Человек в гороховой чуйке со сборами на заду, с постным лицом, редкобородый, седой, положил на стойку бумагу. Целовальник придвинул к бумаге свечу, разгладил лист, водя толстым пальцем по строкам, шевеля губами, читал медленно. Человек сунул на стойку два жестяных кувшина, – заговорил:

– Копотно чтешь!.. Довелось-таки принять трудов, настоял же: потому государево заорленное ведро вина, по ценовной грамоте, стоит шестнадцать алтын четыре деньги…

– Ну и что?

– А вот! Ты вчинил мне на скупке тую же меру ведра по двадцати шти алтын да четыре деньги… Нынче по этой вот отписке дьяков зачну я брать у тебя вина на государеве кручне дворе по ценовной в шестнадцать алтын четыре деньги… Седни беру я одно ведро, а остачу от тридцати алтын – четырнадцать – клади на стойку!

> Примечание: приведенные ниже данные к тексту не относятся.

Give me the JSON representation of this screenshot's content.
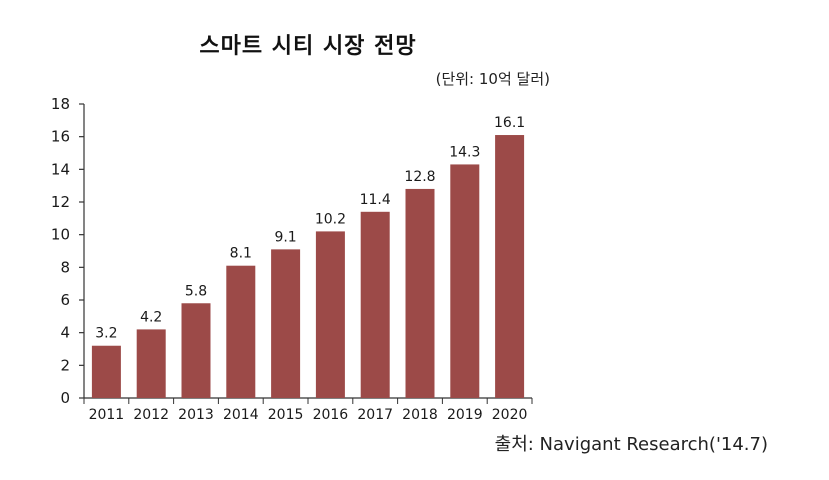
{
  "chart_data": {
    "type": "bar",
    "title": "스마트 시티 시장 전망",
    "unit_label": "(단위: 10억 달러)",
    "source": "출처: Navigant Research('14.7)",
    "categories": [
      "2011",
      "2012",
      "2013",
      "2014",
      "2015",
      "2016",
      "2017",
      "2018",
      "2019",
      "2020"
    ],
    "values": [
      3.2,
      4.2,
      5.8,
      8.1,
      9.1,
      10.2,
      11.4,
      12.8,
      14.3,
      16.1
    ],
    "value_labels": [
      "3.2",
      "4.2",
      "5.8",
      "8.1",
      "9.1",
      "10.2",
      "11.4",
      "12.8",
      "14.3",
      "16.1"
    ],
    "ylim": [
      0,
      18
    ],
    "yticks": [
      0,
      2,
      4,
      6,
      8,
      10,
      12,
      14,
      16,
      18
    ],
    "xlabel": "",
    "ylabel": "",
    "grid": false,
    "bar_color": "#9c4a48",
    "axis_color": "#333333"
  }
}
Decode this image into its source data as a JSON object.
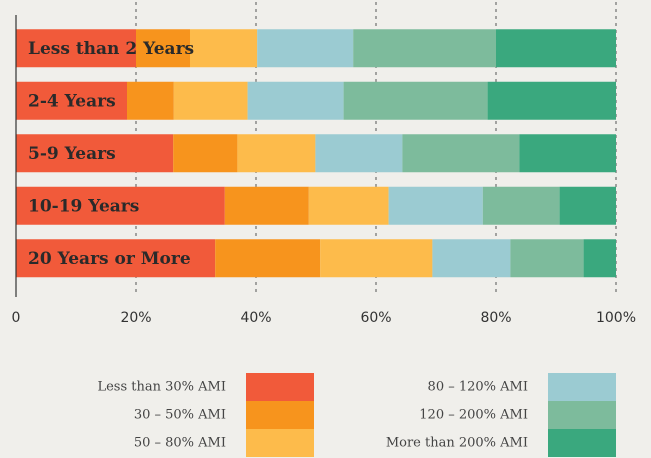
{
  "chart_data": {
    "type": "stacked-bar-horizontal",
    "categories": [
      "Less than 2 Years",
      "2-4 Years",
      "5-9 Years",
      "10-19 Years",
      "20 Years or More"
    ],
    "series": [
      {
        "name": "Less than 30% AMI",
        "color": "#f15a3a",
        "values": [
          20,
          18.5,
          26.2,
          34.8,
          33.2
        ]
      },
      {
        "name": "30 – 50% AMI",
        "color": "#f7941d",
        "values": [
          9,
          7.8,
          10.7,
          14,
          17.5
        ]
      },
      {
        "name": "50 – 80% AMI",
        "color": "#fdbb4b",
        "values": [
          11.2,
          12.3,
          13,
          13.3,
          18.7
        ]
      },
      {
        "name": "80 – 120% AMI",
        "color": "#9bcbd2",
        "values": [
          16,
          16,
          14.5,
          15.7,
          13
        ]
      },
      {
        "name": "120 – 200% AMI",
        "color": "#7dbb9c",
        "values": [
          23.8,
          24,
          19.5,
          12.8,
          12.2
        ]
      },
      {
        "name": "More than 200% AMI",
        "color": "#3aa87e",
        "values": [
          20,
          21.4,
          16.1,
          9.4,
          5.4
        ]
      }
    ],
    "xlim": [
      0,
      100
    ],
    "xticks": [
      0,
      {
        "value": 20,
        "label": "20%"
      },
      {
        "value": 40,
        "label": "40%"
      },
      {
        "value": 60,
        "label": "60%"
      },
      {
        "value": 80,
        "label": "80%"
      },
      {
        "value": 100,
        "label": "100%"
      }
    ],
    "grid": true,
    "legend": "bottom"
  }
}
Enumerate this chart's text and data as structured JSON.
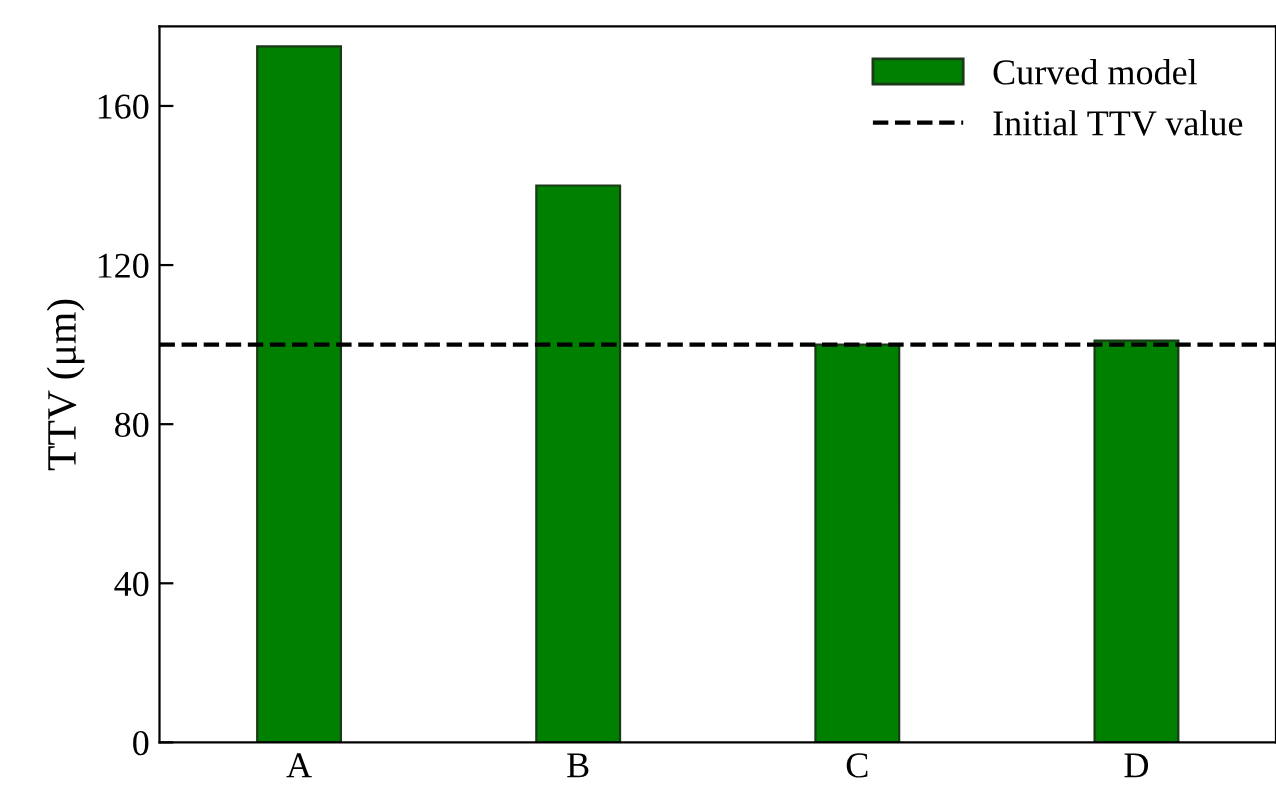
{
  "chart_data": {
    "type": "bar",
    "ylabel": "TTV (μm)",
    "categories": [
      "A",
      "B",
      "C",
      "D"
    ],
    "series": [
      {
        "name": "Curved model",
        "color": "#008000",
        "values": [
          175,
          140,
          100,
          101
        ]
      }
    ],
    "ylim": [
      0,
      180
    ],
    "yticks": [
      0,
      40,
      80,
      120,
      160
    ],
    "ref_lines": [
      {
        "axis": "y",
        "value": 100,
        "label": "Initial TTV value",
        "color": "#000000",
        "line_style": "dashed"
      }
    ],
    "legend": "top right",
    "grid": false
  }
}
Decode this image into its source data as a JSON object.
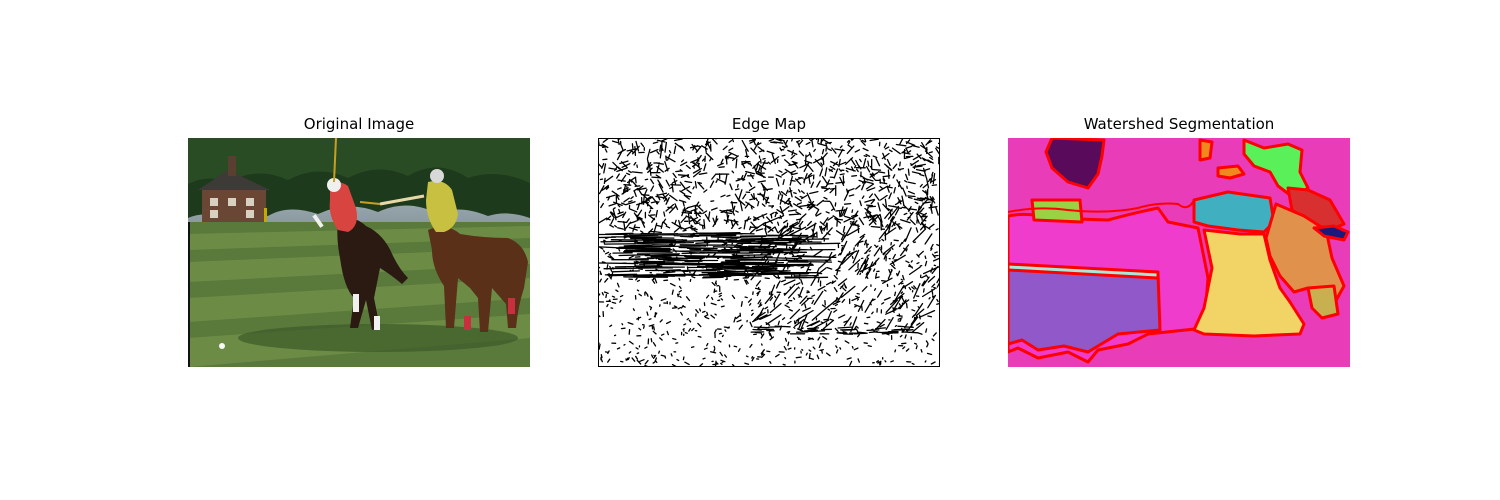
{
  "figure": {
    "panels": [
      {
        "title": "Original Image",
        "image": "photo-polo-players-on-horses"
      },
      {
        "title": "Edge Map",
        "image": "binary-edge-map"
      },
      {
        "title": "Watershed Segmentation",
        "image": "colored-segment-regions-with-red-boundaries"
      }
    ]
  },
  "colors": {
    "edge_background": "#ffffff",
    "edge_lines": "#000000",
    "segment_boundary": "#ff0000",
    "segments": [
      "#e83cb8",
      "#f03ccc",
      "#5a0a5a",
      "#9ad244",
      "#5af05a",
      "#40b0c0",
      "#d83030",
      "#f2d466",
      "#e0924c",
      "#c8b050",
      "#1a1a7a",
      "#9058c8",
      "#a8e8d8",
      "#f08a1e"
    ]
  }
}
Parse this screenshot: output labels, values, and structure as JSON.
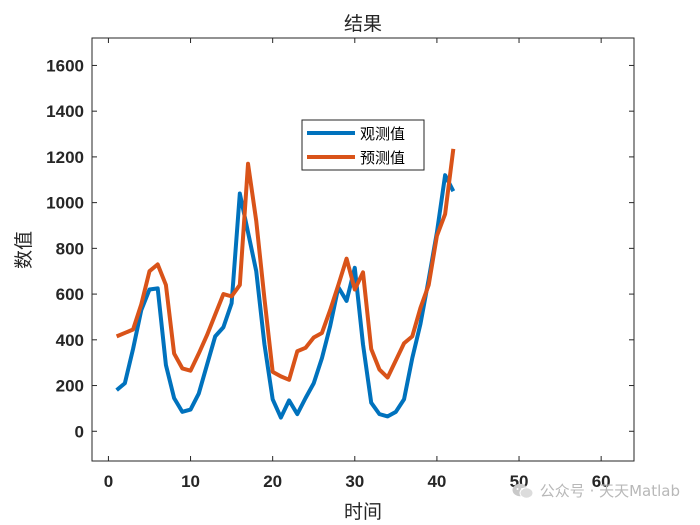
{
  "chart_data": {
    "type": "line",
    "title": "结果",
    "xlabel": "时间",
    "ylabel": "数值",
    "xlim": [
      -2,
      64
    ],
    "ylim": [
      -130,
      1720
    ],
    "xticks": [
      0,
      10,
      20,
      30,
      40,
      50,
      60
    ],
    "yticks": [
      0,
      200,
      400,
      600,
      800,
      1000,
      1200,
      1400,
      1600
    ],
    "grid": false,
    "legend": "upper-center",
    "x": [
      1,
      2,
      3,
      4,
      5,
      6,
      7,
      8,
      9,
      10,
      11,
      12,
      13,
      14,
      15,
      16,
      17,
      18,
      19,
      20,
      21,
      22,
      23,
      24,
      25,
      26,
      27,
      28,
      29,
      30,
      31,
      32,
      33,
      34,
      35,
      36,
      37,
      38,
      39,
      40,
      41,
      42
    ],
    "series": [
      {
        "name": "观测值",
        "color": "#0072BD",
        "values": [
          180,
          210,
          360,
          530,
          620,
          625,
          290,
          145,
          85,
          95,
          165,
          290,
          415,
          455,
          560,
          1040,
          870,
          700,
          380,
          140,
          60,
          135,
          75,
          145,
          210,
          320,
          460,
          630,
          570,
          715,
          380,
          125,
          75,
          65,
          85,
          140,
          320,
          470,
          665,
          870,
          1120,
          1050
        ]
      },
      {
        "name": "预测值",
        "color": "#D95319",
        "values": [
          415,
          430,
          445,
          555,
          700,
          730,
          640,
          340,
          275,
          265,
          340,
          420,
          510,
          600,
          590,
          640,
          1170,
          920,
          580,
          260,
          240,
          225,
          350,
          365,
          410,
          430,
          530,
          640,
          755,
          620,
          695,
          360,
          270,
          235,
          310,
          385,
          415,
          540,
          640,
          855,
          950,
          1235
        ]
      }
    ]
  },
  "watermark": {
    "text": "公众号 · 天天Matlab",
    "icon": "wechat-icon"
  }
}
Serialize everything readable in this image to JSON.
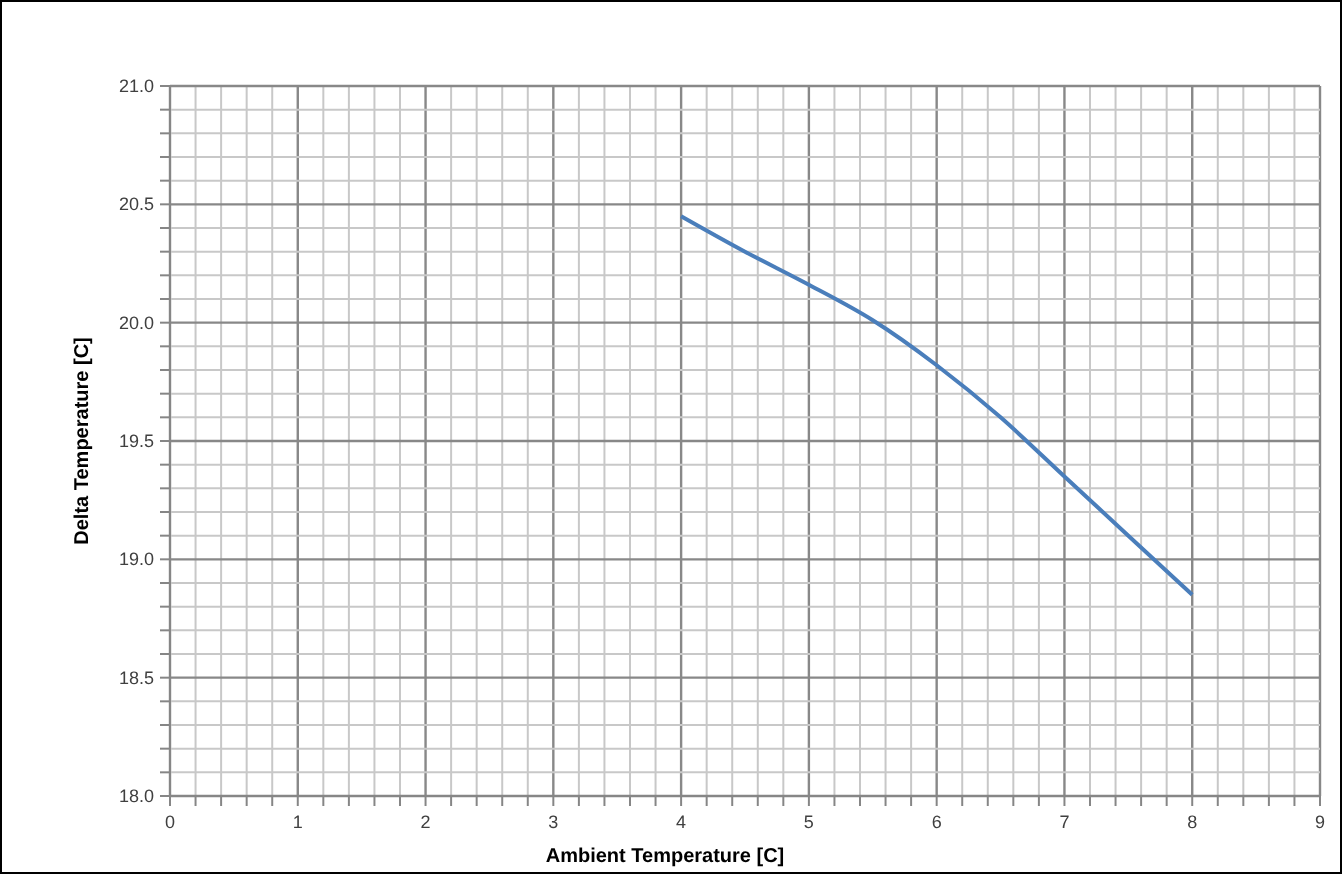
{
  "chart_data": {
    "type": "line",
    "xlabel": "Ambient Temperature [C]",
    "ylabel": "Delta Temperature [C]",
    "x": [
      4,
      4.5,
      5,
      5.5,
      6,
      6.5,
      7,
      7.5,
      8
    ],
    "series": [
      {
        "color": "#4a7ebb",
        "values": [
          20.45,
          20.3,
          20.16,
          20.01,
          19.82,
          19.6,
          19.35,
          19.1,
          18.85
        ]
      }
    ],
    "xlim": [
      0,
      9
    ],
    "ylim": [
      18,
      21
    ],
    "xticks": [
      0,
      {
        "value": 0.2,
        "label": null
      },
      {
        "value": 0.4,
        "label": null
      },
      {
        "value": 0.6,
        "label": null
      },
      {
        "value": 0.8,
        "label": null
      },
      1,
      {
        "value": 1.2,
        "label": null
      },
      {
        "value": 1.4,
        "label": null
      },
      {
        "value": 1.6,
        "label": null
      },
      {
        "value": 1.8,
        "label": null
      },
      2,
      {
        "value": 2.2,
        "label": null
      },
      {
        "value": 2.4,
        "label": null
      },
      {
        "value": 2.6,
        "label": null
      },
      {
        "value": 2.8,
        "label": null
      },
      3,
      {
        "value": 3.2,
        "label": null
      },
      {
        "value": 3.4,
        "label": null
      },
      {
        "value": 3.6,
        "label": null
      },
      {
        "value": 3.8,
        "label": null
      },
      4,
      {
        "value": 4.2,
        "label": null
      },
      {
        "value": 4.4,
        "label": null
      },
      {
        "value": 4.6,
        "label": null
      },
      {
        "value": 4.8,
        "label": null
      },
      5,
      {
        "value": 5.2,
        "label": null
      },
      {
        "value": 5.4,
        "label": null
      },
      {
        "value": 5.6,
        "label": null
      },
      {
        "value": 5.8,
        "label": null
      },
      6,
      {
        "value": 6.2,
        "label": null
      },
      {
        "value": 6.4,
        "label": null
      },
      {
        "value": 6.6,
        "label": null
      },
      {
        "value": 6.8,
        "label": null
      },
      7,
      {
        "value": 7.2,
        "label": null
      },
      {
        "value": 7.4,
        "label": null
      },
      {
        "value": 7.6,
        "label": null
      },
      {
        "value": 7.8,
        "label": null
      },
      8,
      {
        "value": 8.2,
        "label": null
      },
      {
        "value": 8.4,
        "label": null
      },
      {
        "value": 8.6,
        "label": null
      },
      {
        "value": 8.8,
        "label": null
      },
      9
    ],
    "yticks": [
      {
        "value": 18,
        "label": "18.0"
      },
      {
        "value": 18.1,
        "label": null
      },
      {
        "value": 18.2,
        "label": null
      },
      {
        "value": 18.3,
        "label": null
      },
      {
        "value": 18.4,
        "label": null
      },
      {
        "value": 18.5,
        "label": "18.5"
      },
      {
        "value": 18.6,
        "label": null
      },
      {
        "value": 18.7,
        "label": null
      },
      {
        "value": 18.8,
        "label": null
      },
      {
        "value": 18.9,
        "label": null
      },
      {
        "value": 19,
        "label": "19.0"
      },
      {
        "value": 19.1,
        "label": null
      },
      {
        "value": 19.2,
        "label": null
      },
      {
        "value": 19.3,
        "label": null
      },
      {
        "value": 19.4,
        "label": null
      },
      {
        "value": 19.5,
        "label": "19.5"
      },
      {
        "value": 19.6,
        "label": null
      },
      {
        "value": 19.7,
        "label": null
      },
      {
        "value": 19.8,
        "label": null
      },
      {
        "value": 19.9,
        "label": null
      },
      {
        "value": 20,
        "label": "20.0"
      },
      {
        "value": 20.1,
        "label": null
      },
      {
        "value": 20.2,
        "label": null
      },
      {
        "value": 20.3,
        "label": null
      },
      {
        "value": 20.4,
        "label": null
      },
      {
        "value": 20.5,
        "label": "20.5"
      },
      {
        "value": 20.6,
        "label": null
      },
      {
        "value": 20.7,
        "label": null
      },
      {
        "value": 20.8,
        "label": null
      },
      {
        "value": 20.9,
        "label": null
      },
      {
        "value": 21,
        "label": "21.0"
      }
    ],
    "grid": true,
    "marker": "none",
    "line_style": "solid"
  }
}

Целовальник крикнул ярыжке:

– Максимко, нацеди гостиные сотни купцу ведро вина!..

Ярыжка взял кувшины. Целовальник зацепил горстью из ящика деньги, отсчитал, сунул купцу. Купец по монете поспускал деньги в карман чуйки. Мысленно пересчитав их, продолжал назойливо:

– Кажи-ка, Артем, твое государево ведро! Коли оно доподлинно, то без спору…

Целовальник, сопя, брякнул на стойку сырое ведро, пахнущее водкой, положил тут же аршин. Купец, вымеряя ведро, говорил:

– Меряю, гляди, Артем: от верхнего края внутрь через дно нижнего мера должна вынесть осмь вершков.

– Ну, а мое ведро не государево? Не заорленное?

– Чего хребет воротишь? Бесспорно, мера государева.

Целовальник широким лицом сунулся к уху купца:

– Тит Ефимыч, нечистики по душу твою на том свете с фонарями ходят… Чай, скоро помрешь? Кому добро кинешь?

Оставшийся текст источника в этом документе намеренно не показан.